Welcoming the proposals, Australia’s Generic and Biosimilar Medicines Association said the roadmap “recognizes that Australia needs to build its own sovereign medicine manufacturing capability whilst ensuring patients can still access a reliable and resilient global supply chain of medicines.”
“We know medicine manufacturing has long been a sector slowly disappearing from our shores,” said Dennis Bastas, chair and CEO of Australia’s Arrotex. “But with the advanced technology, innovation, the right policy levers, funding and industry will, we can see a vibrant and burgeoning home-grown, export-driven pharmaceutical sector develop again.”
With the COVID-19 pandemic far from over and pressures continuing to be exerted on the supply chain, it remains to be seen to what extent the “new normal” for the global pharmaceutical supply chain will reflect these recent moves towards localization and domestic production once the dust settles.
Few industry onlookers expect individual markets to become largely self-sufficient, given the practicalities of producing such a wide range of ingredients and formulations, which makes it unfeasible for a single nation or region to produce all of the medicines they need. And given the timelines required, major manufacturing infrastructure projects will be the work of many years, rather than months.
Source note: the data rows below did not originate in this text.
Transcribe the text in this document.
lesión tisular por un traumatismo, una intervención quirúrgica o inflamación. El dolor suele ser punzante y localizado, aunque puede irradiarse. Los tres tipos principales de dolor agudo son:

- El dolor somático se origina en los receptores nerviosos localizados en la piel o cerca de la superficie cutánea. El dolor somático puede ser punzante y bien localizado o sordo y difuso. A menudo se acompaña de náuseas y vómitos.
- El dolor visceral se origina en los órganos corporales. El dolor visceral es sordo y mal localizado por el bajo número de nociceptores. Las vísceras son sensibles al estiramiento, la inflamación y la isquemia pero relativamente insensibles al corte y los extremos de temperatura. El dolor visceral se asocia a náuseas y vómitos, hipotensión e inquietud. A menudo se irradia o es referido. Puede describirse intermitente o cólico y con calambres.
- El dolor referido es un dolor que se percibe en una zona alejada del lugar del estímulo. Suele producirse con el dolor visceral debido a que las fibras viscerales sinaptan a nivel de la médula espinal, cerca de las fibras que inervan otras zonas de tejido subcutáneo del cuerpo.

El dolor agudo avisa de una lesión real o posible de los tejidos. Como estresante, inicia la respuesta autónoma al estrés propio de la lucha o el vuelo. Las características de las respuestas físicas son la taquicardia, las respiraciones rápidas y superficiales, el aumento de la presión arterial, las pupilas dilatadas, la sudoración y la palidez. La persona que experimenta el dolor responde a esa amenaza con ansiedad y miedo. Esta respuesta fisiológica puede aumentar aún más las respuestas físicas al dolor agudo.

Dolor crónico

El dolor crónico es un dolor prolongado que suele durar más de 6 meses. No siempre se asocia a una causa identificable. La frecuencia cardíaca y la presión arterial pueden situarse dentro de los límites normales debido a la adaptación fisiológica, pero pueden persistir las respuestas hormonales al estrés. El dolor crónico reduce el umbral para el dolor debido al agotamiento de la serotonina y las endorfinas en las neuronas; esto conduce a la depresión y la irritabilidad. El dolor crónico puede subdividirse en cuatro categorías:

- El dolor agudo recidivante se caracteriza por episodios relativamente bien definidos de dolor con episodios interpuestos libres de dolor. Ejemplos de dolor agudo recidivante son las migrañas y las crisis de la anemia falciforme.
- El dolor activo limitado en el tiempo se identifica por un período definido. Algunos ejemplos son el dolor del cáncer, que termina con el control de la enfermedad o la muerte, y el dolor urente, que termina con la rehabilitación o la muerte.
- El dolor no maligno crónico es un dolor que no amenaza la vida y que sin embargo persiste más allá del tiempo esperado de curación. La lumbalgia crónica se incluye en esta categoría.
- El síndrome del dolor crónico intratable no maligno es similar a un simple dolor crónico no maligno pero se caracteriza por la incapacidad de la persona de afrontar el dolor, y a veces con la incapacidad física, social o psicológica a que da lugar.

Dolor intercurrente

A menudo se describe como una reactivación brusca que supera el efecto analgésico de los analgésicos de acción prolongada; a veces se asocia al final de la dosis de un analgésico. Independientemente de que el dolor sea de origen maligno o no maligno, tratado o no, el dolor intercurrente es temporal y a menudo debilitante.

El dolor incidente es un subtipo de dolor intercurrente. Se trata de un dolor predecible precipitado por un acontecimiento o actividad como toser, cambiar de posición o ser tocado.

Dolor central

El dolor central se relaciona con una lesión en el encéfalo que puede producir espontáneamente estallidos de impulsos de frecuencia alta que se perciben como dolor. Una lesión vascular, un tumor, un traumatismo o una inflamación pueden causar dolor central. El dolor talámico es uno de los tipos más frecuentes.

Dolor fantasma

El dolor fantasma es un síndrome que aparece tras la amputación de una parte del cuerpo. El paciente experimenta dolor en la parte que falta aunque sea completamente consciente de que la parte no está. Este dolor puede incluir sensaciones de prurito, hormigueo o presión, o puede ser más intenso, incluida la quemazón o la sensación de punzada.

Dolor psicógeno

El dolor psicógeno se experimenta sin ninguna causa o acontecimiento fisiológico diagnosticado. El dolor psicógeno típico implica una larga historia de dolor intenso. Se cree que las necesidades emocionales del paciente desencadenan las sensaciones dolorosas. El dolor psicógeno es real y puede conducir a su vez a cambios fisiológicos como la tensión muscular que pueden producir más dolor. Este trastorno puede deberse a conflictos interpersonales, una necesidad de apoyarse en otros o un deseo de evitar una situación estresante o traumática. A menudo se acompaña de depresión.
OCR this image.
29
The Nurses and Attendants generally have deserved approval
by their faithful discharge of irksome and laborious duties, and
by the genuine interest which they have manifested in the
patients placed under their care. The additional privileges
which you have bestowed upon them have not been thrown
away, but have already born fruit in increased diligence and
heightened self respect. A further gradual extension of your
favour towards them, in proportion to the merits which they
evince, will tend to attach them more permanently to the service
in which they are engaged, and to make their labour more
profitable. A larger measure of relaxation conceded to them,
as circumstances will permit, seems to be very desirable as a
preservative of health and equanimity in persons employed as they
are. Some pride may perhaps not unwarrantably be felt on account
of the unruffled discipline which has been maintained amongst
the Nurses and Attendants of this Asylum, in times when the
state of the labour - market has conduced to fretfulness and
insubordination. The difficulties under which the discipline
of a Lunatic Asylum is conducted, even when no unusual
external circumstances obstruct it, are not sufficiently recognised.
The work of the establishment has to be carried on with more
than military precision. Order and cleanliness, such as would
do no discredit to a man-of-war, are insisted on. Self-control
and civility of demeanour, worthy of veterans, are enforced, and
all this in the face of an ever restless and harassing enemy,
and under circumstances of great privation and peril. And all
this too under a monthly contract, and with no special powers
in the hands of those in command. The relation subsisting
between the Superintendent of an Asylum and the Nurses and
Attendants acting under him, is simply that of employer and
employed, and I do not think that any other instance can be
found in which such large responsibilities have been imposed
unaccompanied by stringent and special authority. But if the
However, given the prominence of localization initiatives in so many major markets, it does seem likely that industry will see countries make a greater investment in domestic production to some degree, as industry stakeholders seek to address the supply chain’s over-reliance on a handful of specific geographies that resulted in so many supply constraints in the immediate wake of the coronavirus outbreak.
Also worth bearing in mind is the importance of political will, as well as industry action, to keep the supply chain functioning smoothly. Medicines for Europe recently summed up how recent experiences had demonstrated the need for improved international co-operation when it came to the pharmaceutical supply chain.
“During COVID-19, Medicines for Europe was strongly engaged to ensure continued access to medicines for patients while protectionism, hoarding measures and panic policies undermined these efforts,” the association noted.
“The emergency has highlighted the need for closer international health collaboration and for governments to work together with industry to balance emergency health measures with free flow of medicine supply chains.”